Happy Aurora Trails!
Chinxy!:dude:


----------



## djmadden99 (Dec 23, 2008)

Really impressive! Almost felt like I was 7 again seeing all those boxes on a shelf. Like Chinxy, I need a T-Rex and box to complete my collection. The Revell reissue isn't a bad consolation though.


----------



## gaz91 (Nov 26, 2007)

Great collection, love the old aurora scenes kits:thumbsup:


----------



## Parts Pit Mike (Jan 3, 2001)

Wow.. really nice. I haven't seen a box display like that since
the hobby section of Simpson's Department store in 1973 !!!


----------



## TAY666 (Jan 8, 2000)

Hey Steve.
Nice to see your collection here too.
(yeah, I go by the same ID over at the MegoMuseum as well)


----------



## Dinosaur Steve (Dec 7, 2009)

Hey Tay 

Thanks everyone for the compliments. I love my PS collection as you can probably tell


----------



## Cro-Magnon Man (Jun 11, 2001)

Nice display, and nice to see you using the original plastic colour without undercoat over it in some of the paintschemes. I've started doing the same thing, using the plastic colour as the predominant tone, as Aurora intended.


----------



## Dinosaur Steve (Dec 7, 2009)

Yeah, I tend to switch back and forth between wanting to make them unique and making them look like they do on the boxes.

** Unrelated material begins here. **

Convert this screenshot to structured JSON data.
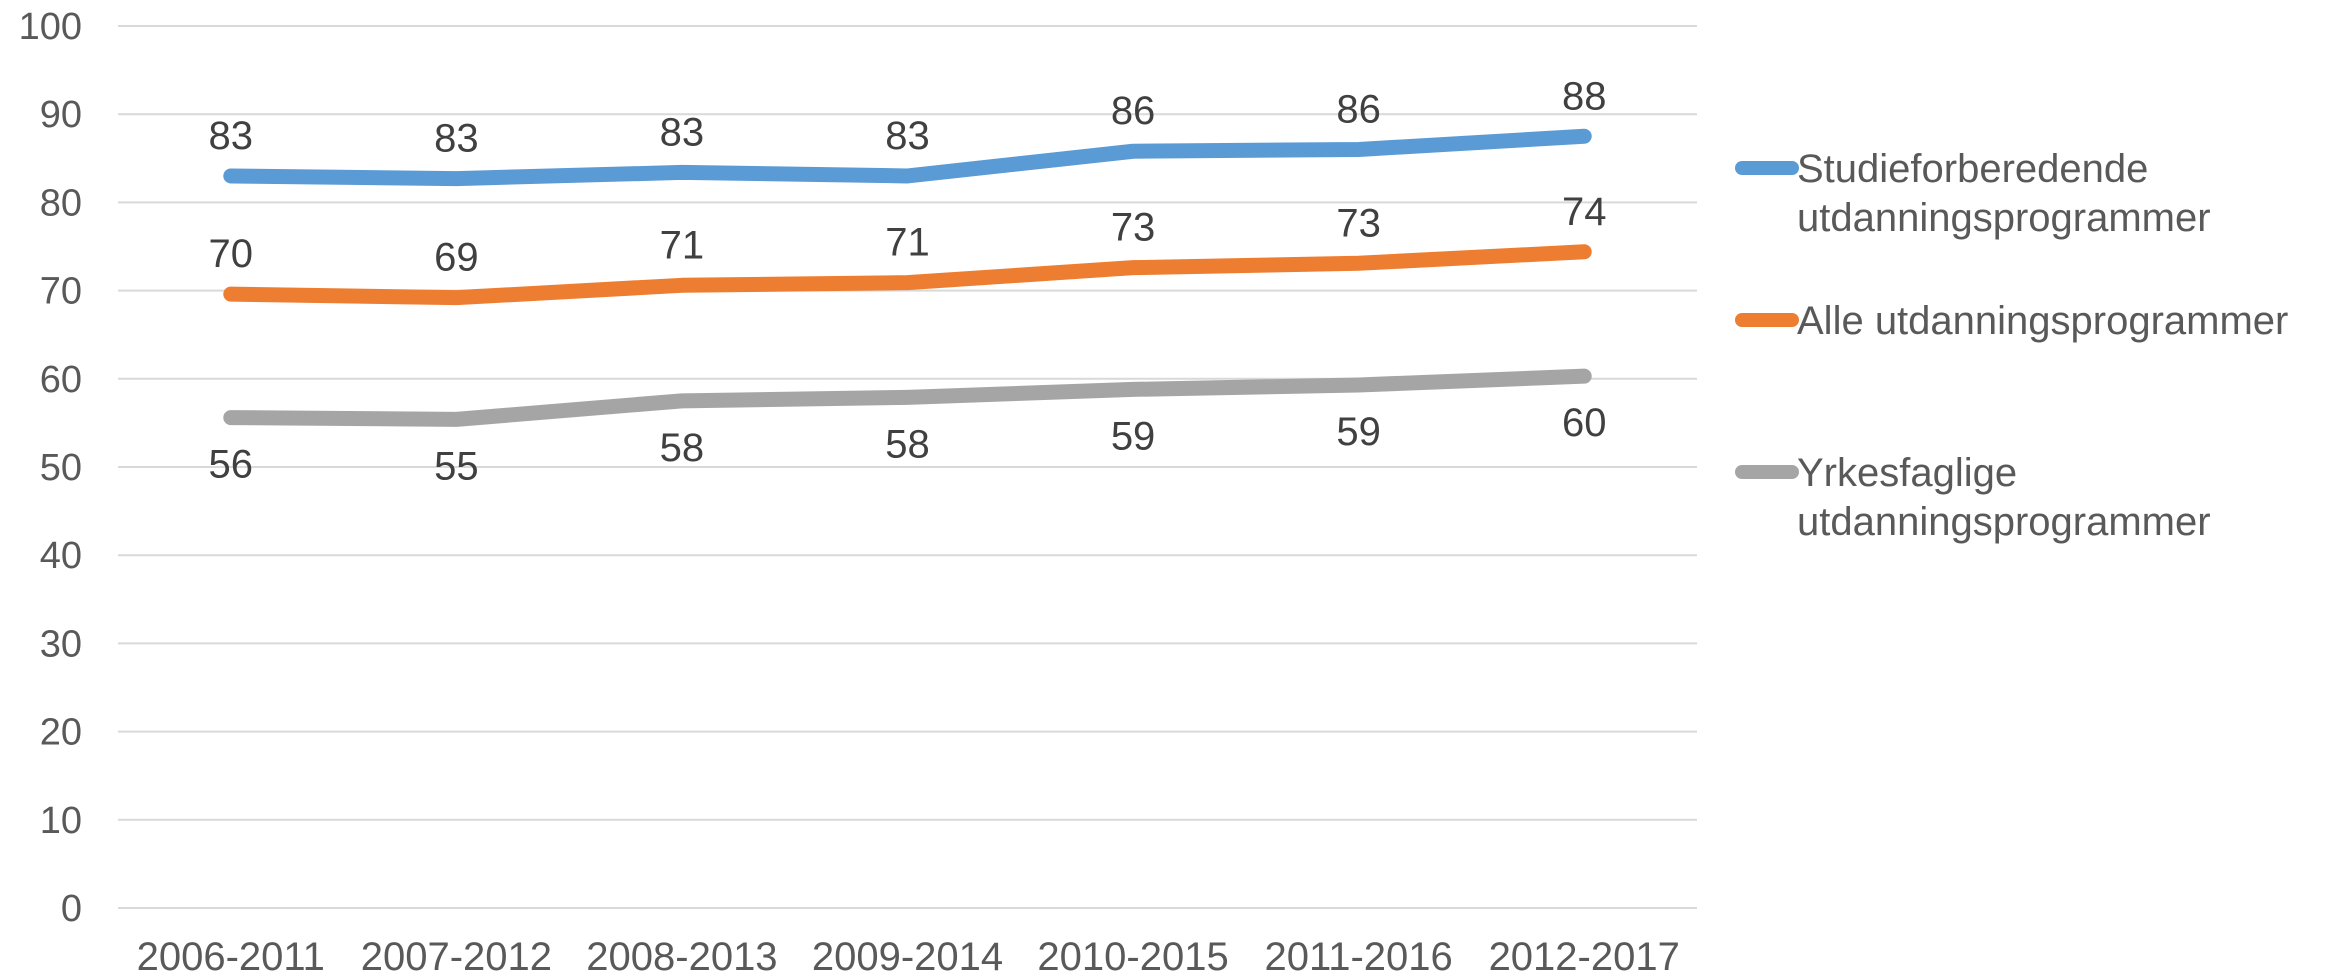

Here is a semi newly acquired MIB mini dino:


----------



## Mitchellmania (Feb 14, 2002)

Can I cry now? I never realized how big the T-REX was! He's way out of scale to the other PH kits. Awesome collection BTW.


----------



## jbond (Aug 29, 2002)

I just got a Tar Pit on ebay and I'm hoping to get back into these again; right now I've just got the Tar Pit and mammoth (sans the awesome base).


----------



## MonsterModelMan (Dec 20, 2000)

Nice collection Dino Steve!

I have the complete set of 6 mini-dino's too...they are tough to find these days!

MMM


----------



## Mitchellmania (Feb 14, 2002)

I wonder if Revell will re-issue the T-Rex? I think my favorite is the Tar Pit!!


----------



## Chinxy (May 23, 2003)

I would just be in HEAVEN if Revell re-issued the T-Rex. Had that one when I was 10 years old. Got it the same time when I got Big Frankie. I carried T-Rex around with me for months. The T-Rex is the only one I don't have from the PS. Sad - just SAD! 

Happy Aurora Trails!
Chinxy! :dude:


----------